One of the questions that keeps coming up in this county-versus-city sales tax controversy is why would County Executive Mike Hein alienate almost every local elected official in the county? One guess is that the county may be facing serious cash-flow issues in the not-too-distant future, like next year. There ain’t no more infirmaries to sell, and Hein needs the money.
A quarterly report by County Comptroller Elliott Auerbach released a week before last year’s election warned that continued use of fund balances for recurring expenses without an increase in property taxes could place the county in serious financial stress. Even Hein’s Republican opponent apparently missed that report, in which fellow Democrat Auerbach wrote, “At the close of 2015, the county will have nearly tripled (his emphasis) the level of fiscal stress from the prior year due to deficit budgeting and decreasing fund-balance levels. Further, the level of fiscal stress will continue to rise each year that fund balance is appropriated.” Auerbach called this trend “unsustainable,” a word Hein has used frequently in critiquing city and town financial practices.
There was no comment from the executive. In a non-committal letter to Auerbach dated the day before the election, county Finance Commissioner Burt Gulnick Jr., a Hein appointee, said the county would “strive to make the finances of the most fiscally stable county in our region for the second year in a row stronger than ever.” The letter did not mention fund balances.
A month into his 2016 fiscal year, the county tried to claw back $2 million from local governments. Coincidence, or cause and effect?
Mea culpa
One of the rankest oxymorons of all time is the political apology, “If you’re offended by something I said, I’m sorry.” Mike Hein’s Feb. 25 apology letter to Kingston Mayor Steve Noble for messing up some basic math on city finances falls under that heading.
To begin with, taking “full responsibility” for some one else’s “miscalculation of a single number” (by 50 percent) is a mere figure of speech. These were Hein’s budget experts, the palace guard, the people he dispatched to sell the program.
More galling was that after an off-handed reference to (just) “one number,” Hein went on to reiterate that “the overreaching fact that the remaining numbers which have been discussed are easily verifiable and signal great cause for alarm.”
Great cause for alarm?
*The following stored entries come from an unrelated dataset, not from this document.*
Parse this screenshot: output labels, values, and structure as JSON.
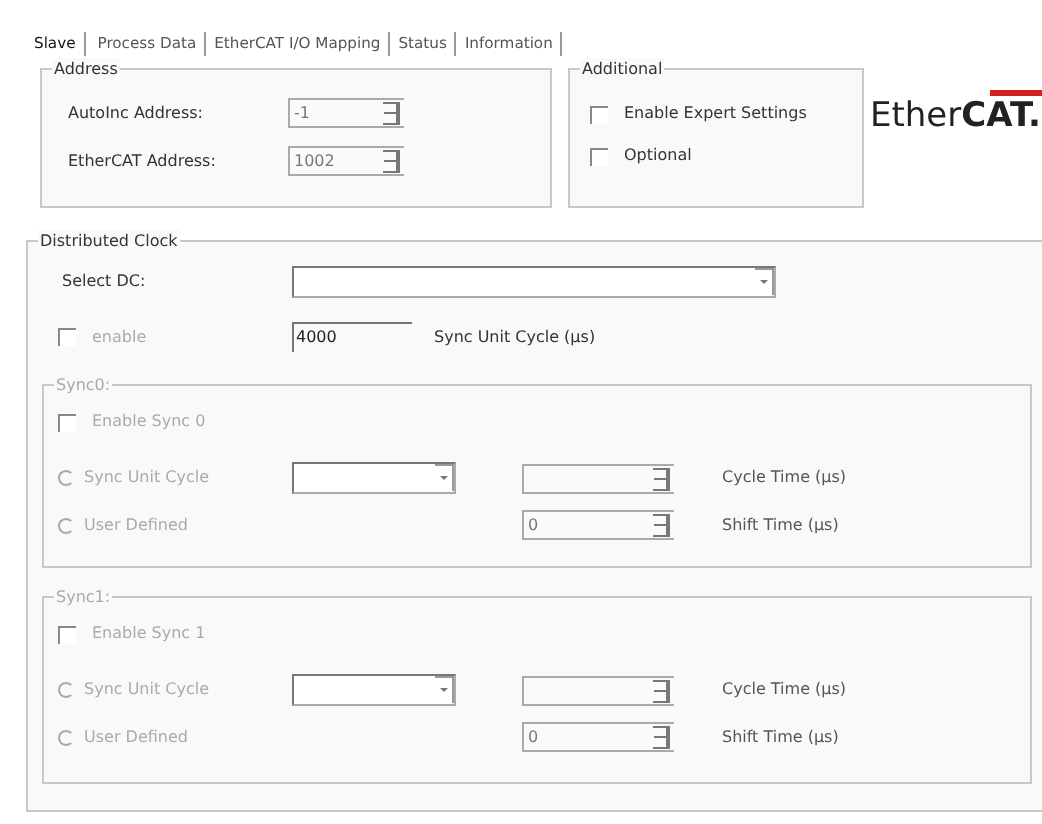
{
  "tabs": [
    {
      "label": "Slave",
      "selected": true
    },
    {
      "label": "Process Data",
      "selected": false
    },
    {
      "label": "EtherCAT I/O Mapping",
      "selected": false
    },
    {
      "label": "Status",
      "selected": false
    },
    {
      "label": "Information",
      "selected": false
    }
  ],
  "address": {
    "title": "Address",
    "fields": [
      {
        "label": "AutoInc Address:",
        "value": "-1"
      },
      {
        "label": "EtherCAT Address:",
        "value": "1002"
      }
    ]
  },
  "additional": {
    "title": "Additional",
    "options": [
      {
        "label": "Enable Expert Settings",
        "checked": false
      },
      {
        "label": "Optional",
        "checked": false
      }
    ]
  },
  "logo": {
    "light": "Ether",
    "bold": "CAT."
  },
  "distributed_clock": {
    "title": "Distributed Clock",
    "select_label": "Select DC:",
    "enable": {
      "label": "enable",
      "checked": false,
      "disabled": true
    },
    "cycle": {
      "value": "4000",
      "label": "Sync Unit Cycle (µs)"
    },
    "syncs": [
      {
        "title": "Sync0:",
        "disabled": true,
        "enable": {
          "label": "Enable Sync 0",
          "checked": false
        },
        "options": [
          {
            "kind": "dropdown",
            "label": "Sync Unit Cycle",
            "selected": false,
            "field_label": "Cycle Time (µs)"
          },
          {
            "kind": "plain",
            "label": "User Defined",
            "selected": false,
            "field_value": "0",
            "field_label": "Shift Time (µs)"
          }
        ]
      },
      {
        "title": "Sync1:",
        "disabled": true,
        "enable": {
          "label": "Enable Sync 1",
          "checked": false
        },
        "options": [
          {
            "kind": "dropdown",
            "label": "Sync Unit Cycle",
            "selected": false,
            "field_label": "Cycle Time (µs)"
          },
          {
            "kind": "plain",
            "label": "User Defined",
            "selected": false,
            "field_value": "0",
            "field_label": "Shift Time (µs)"
          }
        ]
      }
    ]
  }
}
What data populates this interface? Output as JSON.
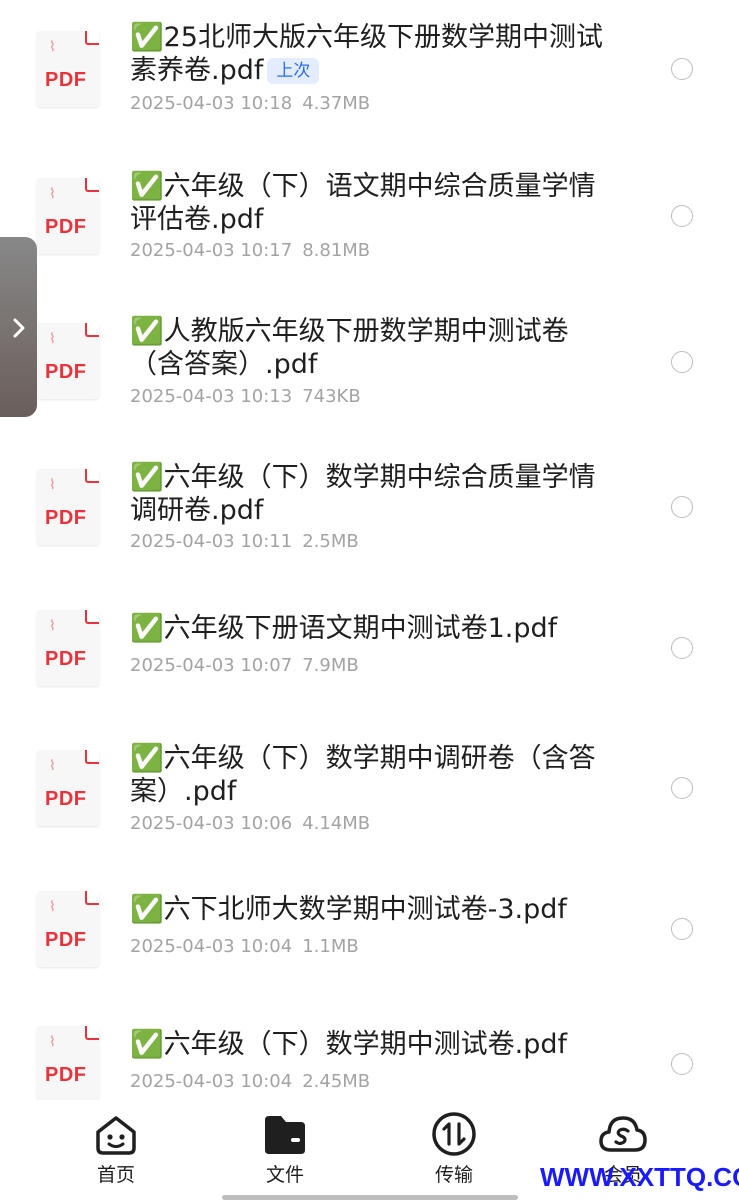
{
  "files": [
    {
      "name": "✅25北师大版六年级下册数学期中测试素养卷.pdf",
      "date": "2025-04-03 10:18",
      "size": "4.37MB",
      "badge": "上次"
    },
    {
      "name": "✅六年级（下）语文期中综合质量学情评估卷.pdf",
      "date": "2025-04-03 10:17",
      "size": "8.81MB"
    },
    {
      "name": "✅人教版六年级下册数学期中测试卷（含答案）.pdf",
      "date": "2025-04-03 10:13",
      "size": "743KB"
    },
    {
      "name": "✅六年级（下）数学期中综合质量学情调研卷.pdf",
      "date": "2025-04-03 10:11",
      "size": "2.5MB"
    },
    {
      "name": "✅六年级下册语文期中测试卷1.pdf",
      "date": "2025-04-03 10:07",
      "size": "7.9MB"
    },
    {
      "name": "✅六年级（下）数学期中调研卷（含答案）.pdf",
      "date": "2025-04-03 10:06",
      "size": "4.14MB"
    },
    {
      "name": "✅六下北师大数学期中测试卷-3.pdf",
      "date": "2025-04-03 10:04",
      "size": "1.1MB"
    },
    {
      "name": "✅六年级（下）数学期中测试卷.pdf",
      "date": "2025-04-03 10:04",
      "size": "2.45MB"
    }
  ],
  "file_icon_label": "PDF",
  "nav": {
    "home": "首页",
    "files": "文件",
    "transfer": "传输",
    "member": "会员"
  },
  "watermark": "WWW.XXTTQ.COM",
  "icons": {
    "side_tab": "chevron-right-icon",
    "home": "smiley-face-icon",
    "files": "folder-icon",
    "transfer": "transfer-arrows-icon",
    "member": "cloud-s-icon"
  },
  "colors": {
    "pdf_red": "#e8333c",
    "check_green": "#3aa845",
    "badge_blue": "#2a6cf5",
    "meta_gray": "#a3a3a3"
  }
}
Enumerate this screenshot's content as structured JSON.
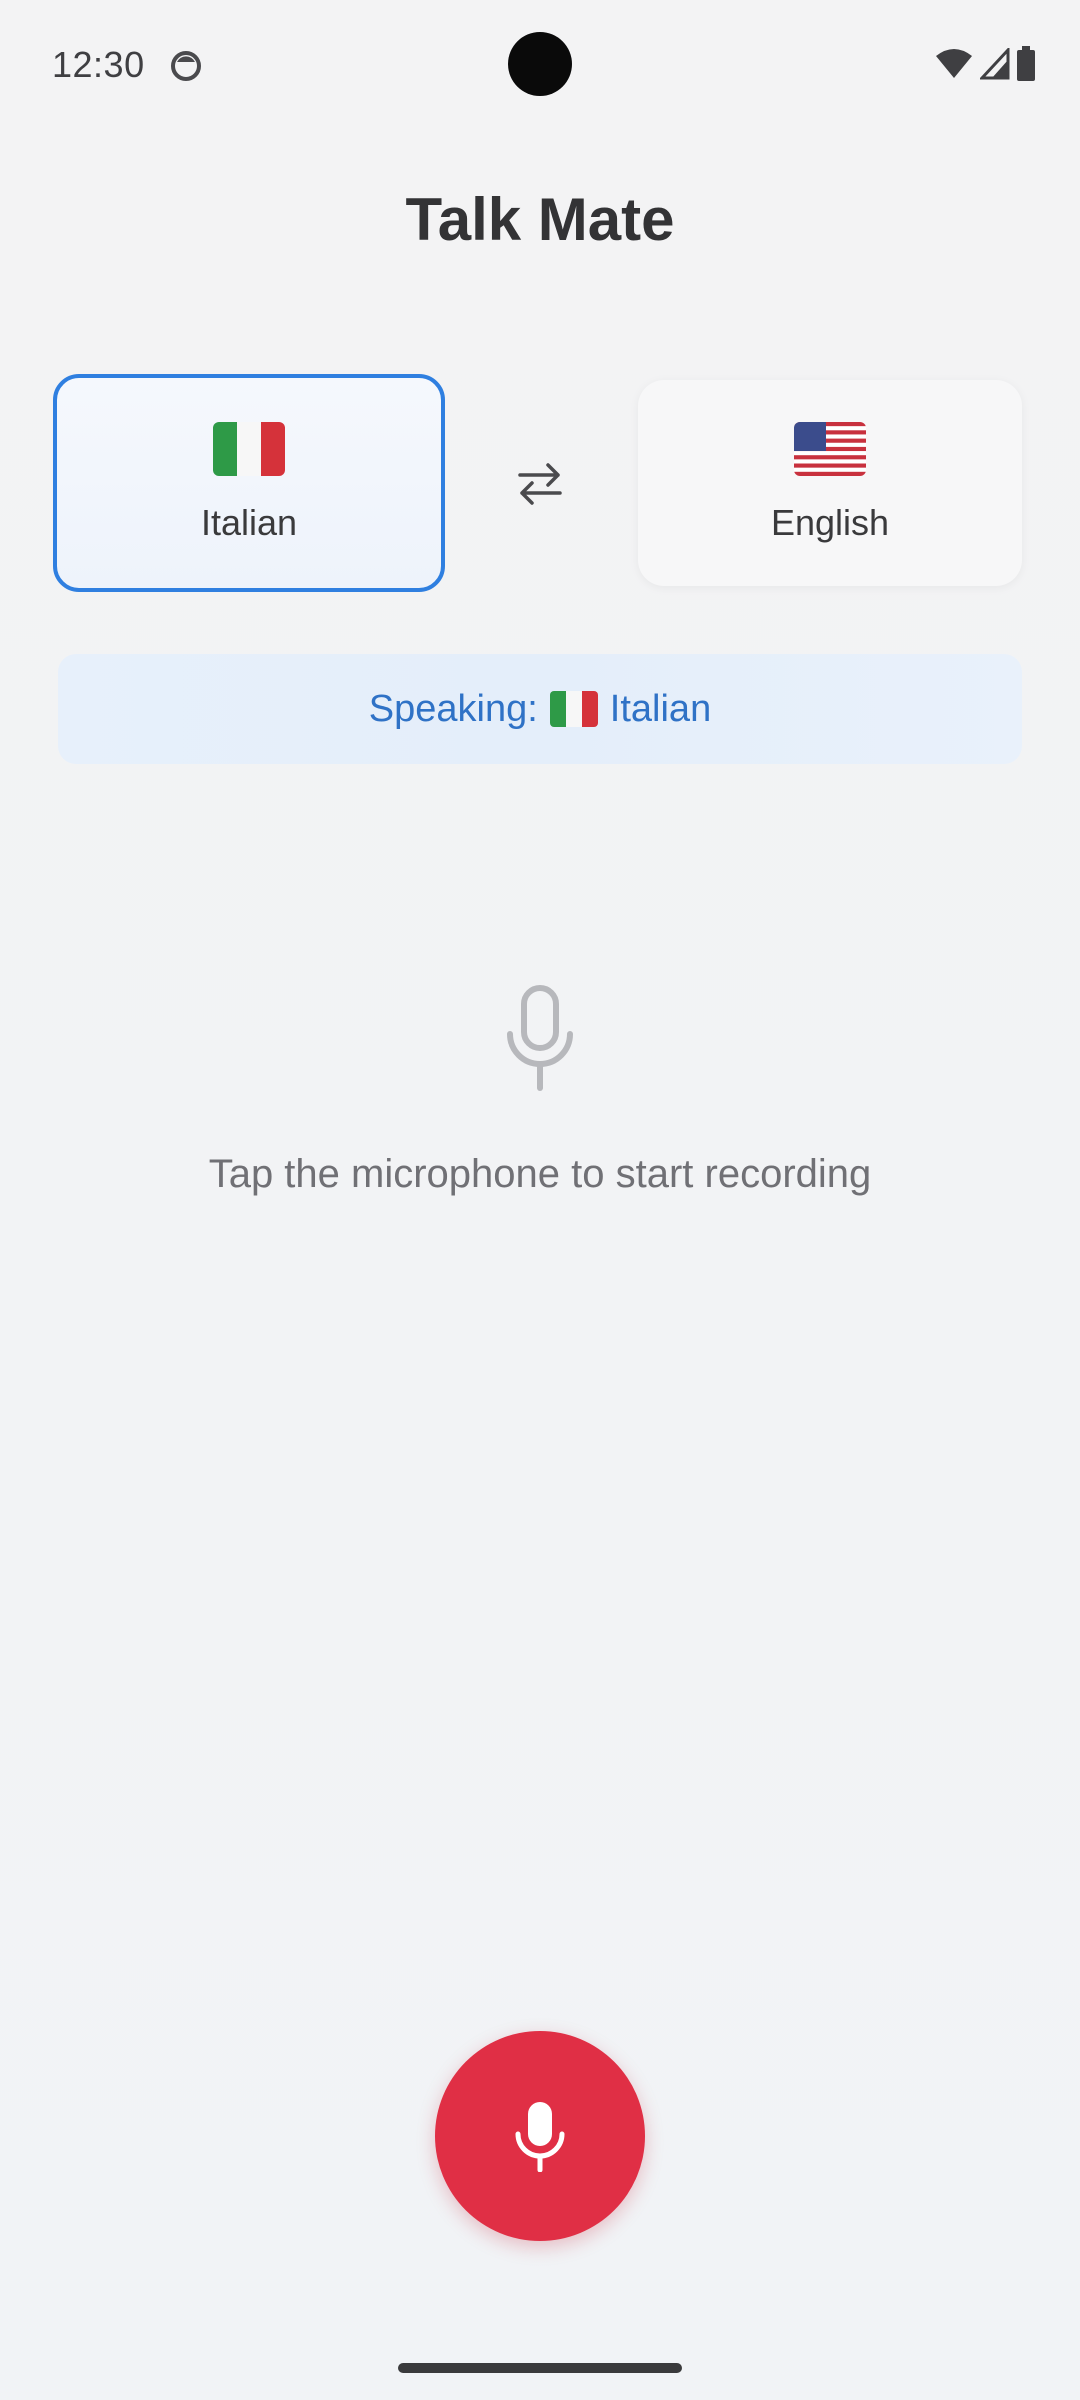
{
  "status_bar": {
    "time": "12:30",
    "icons": [
      "sync-icon",
      "wifi-icon",
      "cellular-signal-icon",
      "battery-icon"
    ]
  },
  "app": {
    "title": "Talk Mate"
  },
  "languages": {
    "source": {
      "name": "Italian",
      "flag": "italy-flag-icon",
      "selected": true
    },
    "target": {
      "name": "English",
      "flag": "usa-flag-icon",
      "selected": false
    },
    "swap_icon": "swap-arrows-icon"
  },
  "speaking_banner": {
    "prefix": "Speaking:",
    "language": "Italian",
    "flag": "italy-flag-icon"
  },
  "empty_state": {
    "icon": "microphone-icon",
    "message": "Tap the microphone to start recording"
  },
  "record_button": {
    "icon": "microphone-icon"
  },
  "colors": {
    "accent": "#2f7fe0",
    "banner_text": "#2f72c6",
    "record": "#e02f45"
  }
}
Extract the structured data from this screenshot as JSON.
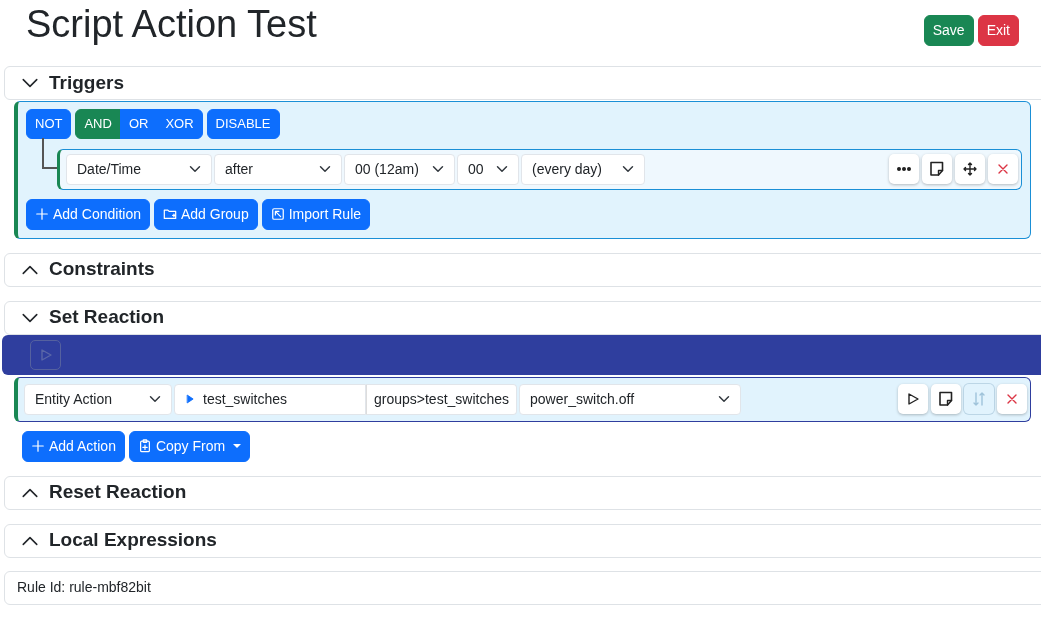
{
  "title": "Script Action Test",
  "header_buttons": [
    {
      "label": "Save",
      "kind": "save"
    },
    {
      "label": "Exit",
      "kind": "exit"
    }
  ],
  "sections": [
    {
      "title": "Triggers",
      "expanded": true,
      "kind": "triggers",
      "content": {
        "not_button": "NOT",
        "operators": [
          {
            "label": "AND",
            "selected": true
          },
          {
            "label": "OR",
            "selected": false
          },
          {
            "label": "XOR",
            "selected": false
          }
        ],
        "disable_button": "DISABLE",
        "conditions": [
          {
            "selects": [
              "Date/Time",
              "after",
              "00 (12am)",
              "00",
              "(every day)"
            ],
            "tools": [
              {
                "kind": "more",
                "disabled": false
              },
              {
                "kind": "note",
                "disabled": false
              },
              {
                "kind": "move",
                "disabled": false
              },
              {
                "kind": "delete",
                "disabled": false
              }
            ]
          }
        ],
        "buttons": [
          {
            "label": "Add Condition",
            "kind": "plus"
          },
          {
            "label": "Add Group",
            "kind": "group"
          },
          {
            "label": "Import Rule",
            "kind": "import"
          }
        ]
      }
    },
    {
      "title": "Constraints",
      "expanded": false
    },
    {
      "title": "Set Reaction",
      "expanded": true,
      "kind": "actions",
      "content": {
        "run_bar": {
          "disabled": true
        },
        "actions": [
          {
            "type_select": "Entity Action",
            "entity": "test_switches",
            "entity_path": "groups>test_switches",
            "service_select": "power_switch.off",
            "tools": [
              {
                "kind": "run",
                "disabled": false
              },
              {
                "kind": "note",
                "disabled": false
              },
              {
                "kind": "swap",
                "disabled": true
              },
              {
                "kind": "delete",
                "disabled": false
              }
            ]
          }
        ],
        "buttons": [
          {
            "label": "Add Action",
            "kind": "plus",
            "dropdown": false
          },
          {
            "label": "Copy From",
            "kind": "clipboard",
            "dropdown": true
          }
        ]
      }
    },
    {
      "title": "Reset Reaction",
      "expanded": false
    },
    {
      "title": "Local Expressions",
      "expanded": false
    }
  ],
  "footer": {
    "rule_id": "Rule Id: rule-mbf82bit"
  }
}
Please, allow saner voices to prevail. The mayor has proposed a renewal of the current agreement in conjunction with the appointment of a town-city-county study group on sales tax distribution. Kingston Legislator Jennifer Schwartz Berky has been the first and so far only county official to support that suggestion.
A few days after receiving the city’s formal proposal to renew the existing distribution formula, Hein countered with an offer to use the obscure executive-appointed Intermunicipal Collaboration Council to “address collaboration, shared services and government efficiency.” (The legislature already has a government efficiency committee, headed up by John Parete.) Hein’s March 1 letter also advises the mayor he could “support a short-term continuation of the sales tax formula.” As a practical matter, the continuation he speaks to is already in effect; the contract expired Feb. 29.
Hein’s latest stratagem represents movement of a sort, but one designed to buy time and seize control of a rapidly unraveling situation.
Back to the future
There was a great uproar in 2011 when Albany changed the longstanding 50-50 cost-sharing formula for Safety Net to 71 percent local and 29 percent state. The cost-shifting did have one notable effect: Ulster County, which had split Safety Net welfare program bills with local governments, took over all costs. It was the last county in the state to do so. According to the county executive’s office, Safety Net (and election costs, which account for less than 10 percent of the total) have totaled $22 million (projected through 2016) since the 2013 county phase-in. The executive branch also predicted spending in this area will increase to $32 million over the next four years. The 45 percent increase in Safety Net expenses portends a rapidly rising poverty rate, which isn’t good news for anyone.
Did the county, which reluctantly agreed to this takeover, bite off more than it could chew? And is there any other way to generate fresh revenue other than gouging local governments? How about Albany?